EXISTÊNCIA DE AMBIENTE ADEQUADO

“Ao desenvolver idéias a primeira regra é: você deve ficar calmo. Assim, criei aquilo que chamo de a minha sala estática. É um lugar de paz e silêncio”.

“Vou à sala fazer associação livre. Vou jogando idéias e deixo minha mente divagar”.

IDENTIFICAÇÃO DO MELHOR MOMENTO PARA GERAR IDÉIAS

“Duas vezes por dia, dou cochiladas de trinta minutos numa cadeira especial que projetei - a cadeira CEREBREX”.

BUSCAR UM MÉTODO, AGIR COM FOCO.

“Encorajo a mim mesmo a atravessar os três elementos da criação:

• Teoria do conhecimento;

• Inspiração;

• Praticabilidade, viabilidade e negociabilidade.”“.

CULTURA DE PARTICIPAÇÃO E POSSIBILIDADES DE INTERAÇÃO

“Precisamos abrir o mundo. Precisamos compartilhar, interagir”.

ESFORÇO E SATISFAÇÃO COM RESULTADOS

“Eu sempre me esforço para melhorar. Você precisa usar a sua vida. Se você tem potencial de 10 e usa só 8, isso não é satisfação. Se você tem um potencial de 10 e usa 12, isso é satisfação”.

IDADE E CRIATIVIDADE

“Aos 62 anos sinto que ainda sou relativamente jovem. Muitos cientistas acreditam que podemos viver até os cento e vinte anos”.



MUDAR PARA CRIAR OU CRIAR PARA MUDAR?

Mudança e criatividade caminham lado-a-lado.

Mudar é um processo dinâmico. Exige habilidade para perceber cenários e contextos, sensibilidade e vontade de melhorar algo, esforço na busca de meios para efetivar a mudança, sistematização de procedimentos, decisão e coragem para agir. Tornando-nos criativos estaremos nos aperfeiçoando enquanto pessoas, melhorando nossa forma de viver, tornando-nos mais felizes e plenos, o que certamente se refletirá em nossas empresas. Na medida em que conquistamos pequenos saltos qualitativos em nossas vidas, tornamo-nos mais disponíveis, produtivos e úteis àqueles que nos rodeiam.



A criatividade representa uma revolução mental, uma nova forma de conhecer e pensar, que enfatiza a evolução do saber.
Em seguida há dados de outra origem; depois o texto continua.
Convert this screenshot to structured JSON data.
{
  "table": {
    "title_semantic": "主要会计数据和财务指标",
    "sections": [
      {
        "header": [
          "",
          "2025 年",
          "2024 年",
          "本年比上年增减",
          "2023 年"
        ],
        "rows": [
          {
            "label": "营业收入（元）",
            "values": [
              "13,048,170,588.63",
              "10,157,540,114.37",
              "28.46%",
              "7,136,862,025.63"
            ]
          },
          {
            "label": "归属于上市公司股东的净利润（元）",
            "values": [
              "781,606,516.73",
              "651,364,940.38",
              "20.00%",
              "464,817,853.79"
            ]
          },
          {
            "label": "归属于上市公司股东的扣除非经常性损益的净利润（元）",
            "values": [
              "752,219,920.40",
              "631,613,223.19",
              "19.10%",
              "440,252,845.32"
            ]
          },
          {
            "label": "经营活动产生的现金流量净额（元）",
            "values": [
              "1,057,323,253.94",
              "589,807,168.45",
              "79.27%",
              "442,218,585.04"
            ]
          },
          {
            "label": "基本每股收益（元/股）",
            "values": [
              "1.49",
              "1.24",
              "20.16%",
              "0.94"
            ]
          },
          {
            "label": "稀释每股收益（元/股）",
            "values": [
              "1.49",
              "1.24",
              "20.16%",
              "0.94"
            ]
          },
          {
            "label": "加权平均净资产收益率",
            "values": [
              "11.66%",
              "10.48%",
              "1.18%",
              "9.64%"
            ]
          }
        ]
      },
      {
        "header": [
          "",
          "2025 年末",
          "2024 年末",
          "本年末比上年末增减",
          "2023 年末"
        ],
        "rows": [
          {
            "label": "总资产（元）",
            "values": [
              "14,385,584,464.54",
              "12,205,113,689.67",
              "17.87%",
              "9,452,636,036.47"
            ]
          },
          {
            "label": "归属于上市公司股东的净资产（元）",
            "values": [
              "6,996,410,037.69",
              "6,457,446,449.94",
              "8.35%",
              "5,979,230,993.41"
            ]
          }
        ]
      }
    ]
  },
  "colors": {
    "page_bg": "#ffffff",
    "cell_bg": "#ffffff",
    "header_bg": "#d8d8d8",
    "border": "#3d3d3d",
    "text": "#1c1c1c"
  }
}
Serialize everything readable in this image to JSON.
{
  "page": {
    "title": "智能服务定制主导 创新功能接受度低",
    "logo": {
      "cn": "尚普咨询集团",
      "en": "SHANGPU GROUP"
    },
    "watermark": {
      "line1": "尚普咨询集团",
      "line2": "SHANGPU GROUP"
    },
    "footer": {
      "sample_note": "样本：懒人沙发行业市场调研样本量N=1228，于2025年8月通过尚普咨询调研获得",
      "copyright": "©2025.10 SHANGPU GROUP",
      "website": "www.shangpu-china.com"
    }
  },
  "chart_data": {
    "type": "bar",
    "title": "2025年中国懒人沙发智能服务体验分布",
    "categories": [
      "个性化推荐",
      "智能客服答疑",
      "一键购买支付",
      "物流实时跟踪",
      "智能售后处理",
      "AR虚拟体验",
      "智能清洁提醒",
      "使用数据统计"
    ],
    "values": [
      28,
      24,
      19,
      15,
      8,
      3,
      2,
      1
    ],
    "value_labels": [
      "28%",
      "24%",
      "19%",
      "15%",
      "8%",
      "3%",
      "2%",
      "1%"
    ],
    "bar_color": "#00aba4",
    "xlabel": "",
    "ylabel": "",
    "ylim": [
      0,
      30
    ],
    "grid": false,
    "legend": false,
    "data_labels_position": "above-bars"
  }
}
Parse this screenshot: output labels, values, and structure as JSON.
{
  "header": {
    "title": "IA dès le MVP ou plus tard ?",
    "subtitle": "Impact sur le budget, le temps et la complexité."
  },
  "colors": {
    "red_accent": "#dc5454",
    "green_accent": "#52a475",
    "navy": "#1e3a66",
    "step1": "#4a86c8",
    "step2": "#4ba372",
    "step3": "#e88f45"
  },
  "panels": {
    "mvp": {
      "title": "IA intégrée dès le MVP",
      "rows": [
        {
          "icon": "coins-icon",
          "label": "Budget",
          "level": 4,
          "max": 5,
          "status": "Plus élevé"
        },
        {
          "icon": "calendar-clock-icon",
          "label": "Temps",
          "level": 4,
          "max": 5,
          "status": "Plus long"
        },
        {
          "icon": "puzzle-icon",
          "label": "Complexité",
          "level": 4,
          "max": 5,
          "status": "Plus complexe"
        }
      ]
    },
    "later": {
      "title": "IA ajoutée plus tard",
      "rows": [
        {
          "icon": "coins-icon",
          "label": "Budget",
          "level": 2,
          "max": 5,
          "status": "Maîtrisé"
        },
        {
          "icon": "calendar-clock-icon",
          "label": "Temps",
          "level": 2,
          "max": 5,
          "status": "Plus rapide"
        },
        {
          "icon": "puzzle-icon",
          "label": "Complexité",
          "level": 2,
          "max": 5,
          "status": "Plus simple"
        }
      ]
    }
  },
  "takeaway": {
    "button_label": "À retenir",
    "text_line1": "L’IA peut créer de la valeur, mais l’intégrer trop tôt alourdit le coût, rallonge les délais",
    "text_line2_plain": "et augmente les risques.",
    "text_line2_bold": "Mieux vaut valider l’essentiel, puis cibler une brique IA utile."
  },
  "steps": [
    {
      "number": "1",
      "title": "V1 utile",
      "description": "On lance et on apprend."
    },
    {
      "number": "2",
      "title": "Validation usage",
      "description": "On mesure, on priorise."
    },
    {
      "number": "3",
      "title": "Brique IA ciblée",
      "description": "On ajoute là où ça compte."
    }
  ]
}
Implica na construção de novos conhecimentos e na maximização da dimensão inventiva e fantástica da mente humana e sua capacidade de ampliação.

A criatividade não nos ensina o que aprendemos nos livros e sim as práticas diárias e reflexões de todas as formas de expressão, unidas à imaginação transformadora e transgressora que convertem o ser humano em um crítico e transformador de seus contextos.

HOJE, MAIS DO QUE NUNCA, AS EMPRESAS PRECISAM DE PESSOAS CRIATIVAS.

Maria Rita Gramigna é Mestre em Criatividade Total Aplicada pela Universidade de Santiago de Compostela (Espanha). Graduada em Pedagogia pela Universidade Federal de Minas Gerais e pós-graduada em Administração de Recursos Humanos pela UNA – União de Negócios e Administração (MG). Atua no Mapeamento de Competências, contatos estratégicos com clientes, capacitação gerencial e treinamento da equipe de consultores da MRG Consultoria e Treinamento Empresarial.